There is evidence of human occupation at the Headland extending back to the Mesolisthic, or middle Stone Age period (c 10,000 - 4,000BC). Evidence of this can be found at the wealth of archaeological sites and monuments found along the coastline from Speeton to Sewerby.

Of these archaeological sites the most enigmatic, is Danes' Dyke, a hige ditch and bank earthwork running for 4km across the whole of the Flamborough Headland, from the nature reserve in the south to Cat Nab on the Bempton Cliffs in the north. It consists of two constructed features, a flat-topped bank and a west-facing ditch. The bank was constructed from earth, stacked turfs and chalk rubble, much of which would have come from the ditch.
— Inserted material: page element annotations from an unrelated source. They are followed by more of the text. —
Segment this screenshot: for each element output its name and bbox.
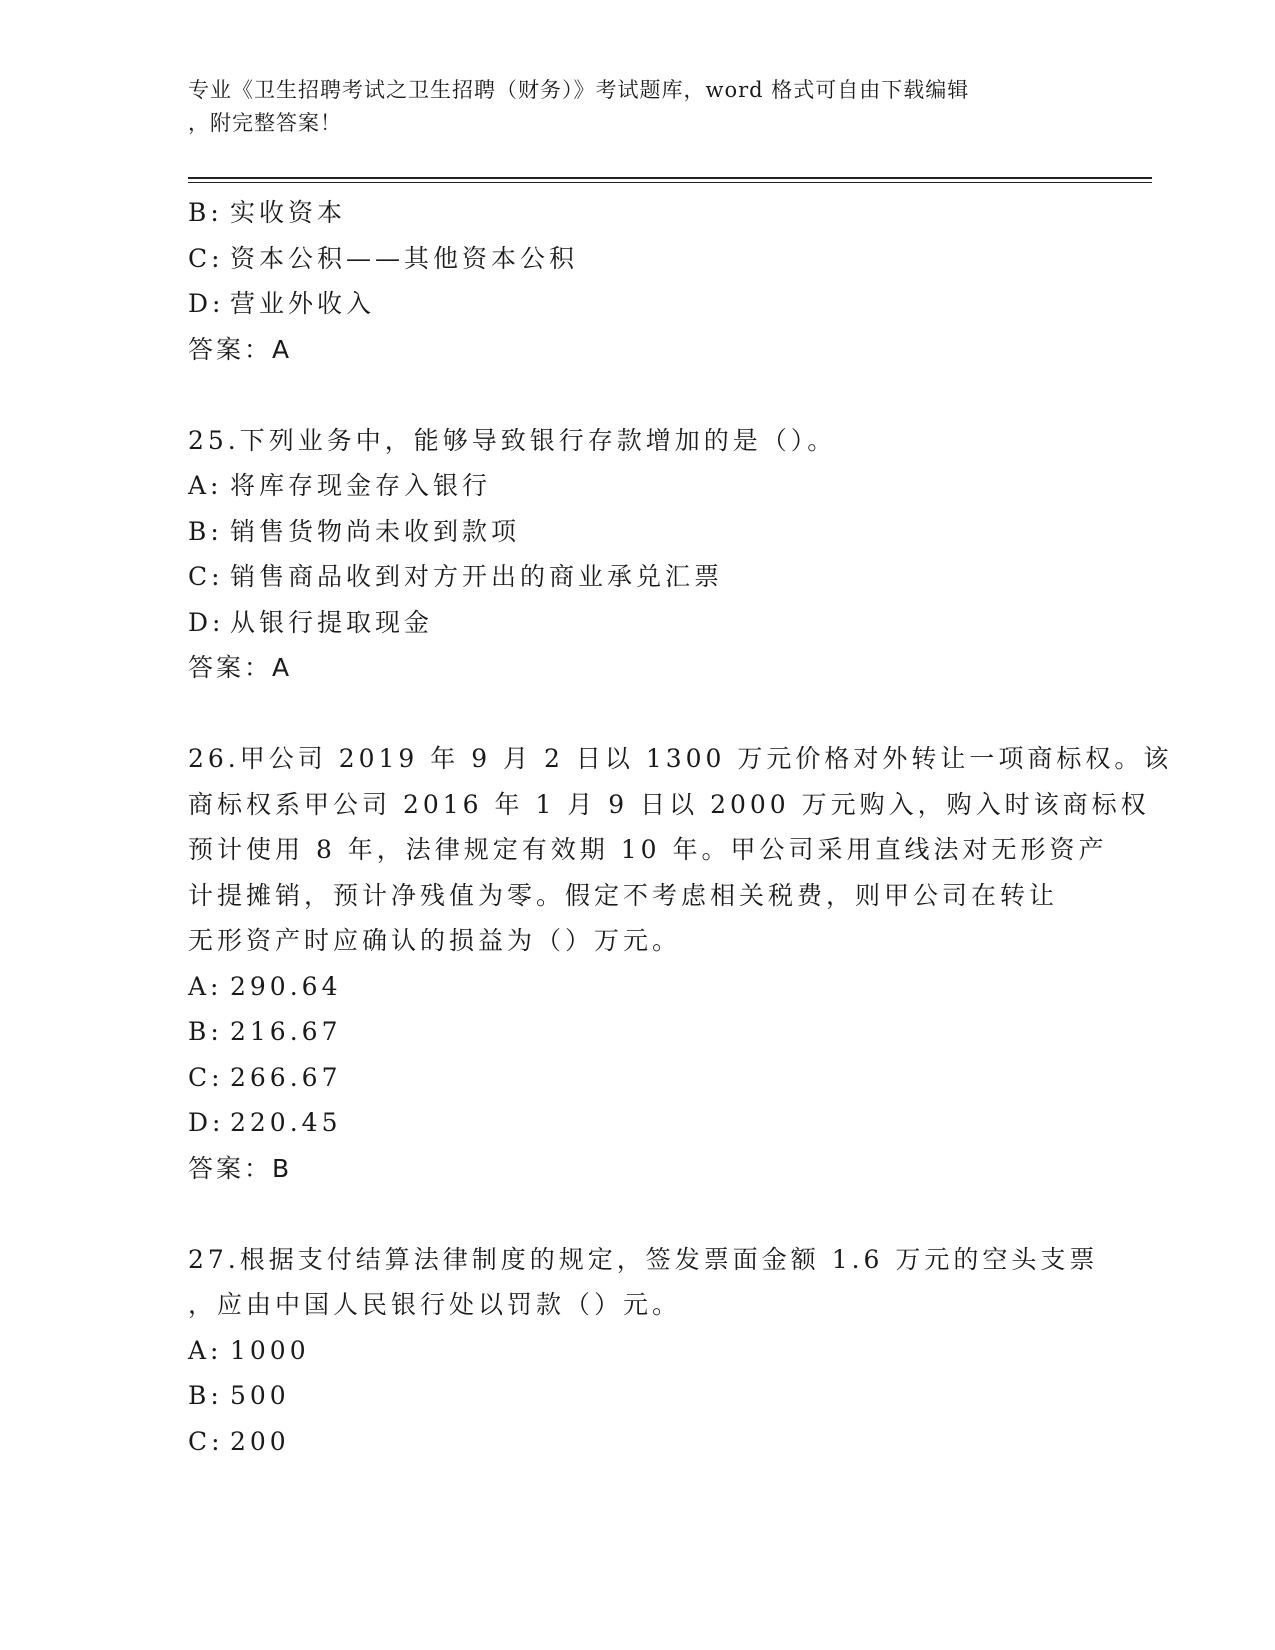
option-text: 220.45 xyxy=(230,1108,342,1137)
option-b xyxy=(188,1373,1088,1419)
option-text: 销售商品收到对方开出的商业承兑汇票 xyxy=(230,562,724,591)
option-key: A: xyxy=(188,971,223,1001)
option-a xyxy=(188,463,1088,509)
spacer xyxy=(188,372,1088,418)
option-key: C: xyxy=(188,243,224,273)
option-key: D: xyxy=(188,607,225,637)
option-text: 资本公积——其他资本公积 xyxy=(230,243,579,273)
option-text: 290.64 xyxy=(230,971,342,1001)
question-stem: 25.下列业务中，能够导致银行存款增加的是（）。 xyxy=(188,425,837,455)
question-block-27 xyxy=(188,1237,1099,1465)
question-stem-line: 预计使用 8 年，法律规定有效期 10 年。甲公司采用直线法对无形资产 xyxy=(188,835,1108,864)
option-b xyxy=(188,509,1088,555)
option-text: 从银行提取现金 xyxy=(230,607,434,637)
option-text: 500 xyxy=(230,1381,290,1410)
answer-line: 答案：B xyxy=(188,1153,293,1183)
option-key: B: xyxy=(188,198,223,227)
option-c xyxy=(188,1419,1088,1465)
option-c xyxy=(188,554,1088,600)
option-text: 销售货物尚未收到款项 xyxy=(230,516,521,546)
spacer xyxy=(188,691,1088,737)
option-b xyxy=(188,190,1088,236)
option-key: B: xyxy=(188,1381,223,1410)
option-b xyxy=(188,1009,1088,1055)
option-key: A: xyxy=(188,1335,223,1365)
option-text: 将库存现金存入银行 xyxy=(230,471,492,500)
option-key: C: xyxy=(188,562,224,591)
option-text: 216.67 xyxy=(230,1017,342,1046)
answer-line: 答案：A xyxy=(188,334,293,364)
option-c xyxy=(188,236,1088,282)
option-text: 200 xyxy=(230,1426,290,1456)
option-text: 266.67 xyxy=(230,1062,342,1092)
question-stem-line: 无形资产时应确认的损益为（）万元。 xyxy=(188,926,682,955)
header-divider xyxy=(188,177,1152,179)
option-key: B: xyxy=(188,1017,223,1046)
option-key: D: xyxy=(188,1108,225,1137)
question-block-prev xyxy=(188,190,1088,372)
question-list xyxy=(188,190,1173,1464)
question-stem-line: 计提摊销，预计净残值为零。假定不考虑相关税费，则甲公司在转让 xyxy=(188,880,1059,910)
question-block-25 xyxy=(188,418,1088,691)
header-line-2: ，附完整答案！ xyxy=(188,111,342,135)
question-stem-line: ，应由中国人民银行处以罚款（）元。 xyxy=(188,1290,682,1319)
option-key: D: xyxy=(188,289,225,318)
option-a xyxy=(188,1328,1088,1374)
option-key: B: xyxy=(188,516,223,546)
spacer xyxy=(188,1191,1088,1237)
header-divider-thin xyxy=(188,182,1152,183)
option-key: C: xyxy=(188,1426,224,1456)
document-header xyxy=(188,74,1068,140)
option-d xyxy=(188,600,1088,646)
option-d xyxy=(188,281,1088,327)
header-line-1: 专业《卫生招聘考试之卫生招聘（财务）》考试题库，word 格式可自由下载编辑 xyxy=(188,78,970,102)
question-block-26 xyxy=(188,736,1173,1191)
option-text: 实收资本 xyxy=(230,198,347,227)
question-stem-line: 商标权系甲公司 2016 年 1 月 9 日以 2000 万元购入，购入时该商标权 xyxy=(188,789,1150,819)
question-stem-line: 26.甲公司 2019 年 9 月 2 日以 1300 万元价格对外转让一项商标权。该 xyxy=(188,744,1173,773)
option-text: 营业外收入 xyxy=(230,289,376,318)
option-c xyxy=(188,1055,1088,1101)
option-d xyxy=(188,1100,1088,1146)
option-key: C: xyxy=(188,1062,224,1092)
option-text: 1000 xyxy=(230,1335,310,1365)
answer-line: 答案：A xyxy=(188,653,293,682)
question-stem-line: 27.根据支付结算法律制度的规定，签发票面金额 1.6 万元的空头支票 xyxy=(188,1244,1099,1274)
option-key: A: xyxy=(188,471,223,500)
option-a xyxy=(188,964,1088,1010)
Undoubtedly constructed as a defensive feature, it would have posed a formidable barrier, topped with a wooden palisade fence. Although no exact date has been given to its construction, comparisons with other post Roman earthworks of a similar size have been made. In particular with Aberford Dykes in the West Riding, which has been dated back to the Dark Ages. Today, Danes Dyke is a Scheduled Ancient Monument of national importance.

Flamborough Head is also littered with the remains of wartime archaeology, from pillboxes to barrage ballloon fixture points; each one reveals another story about times past.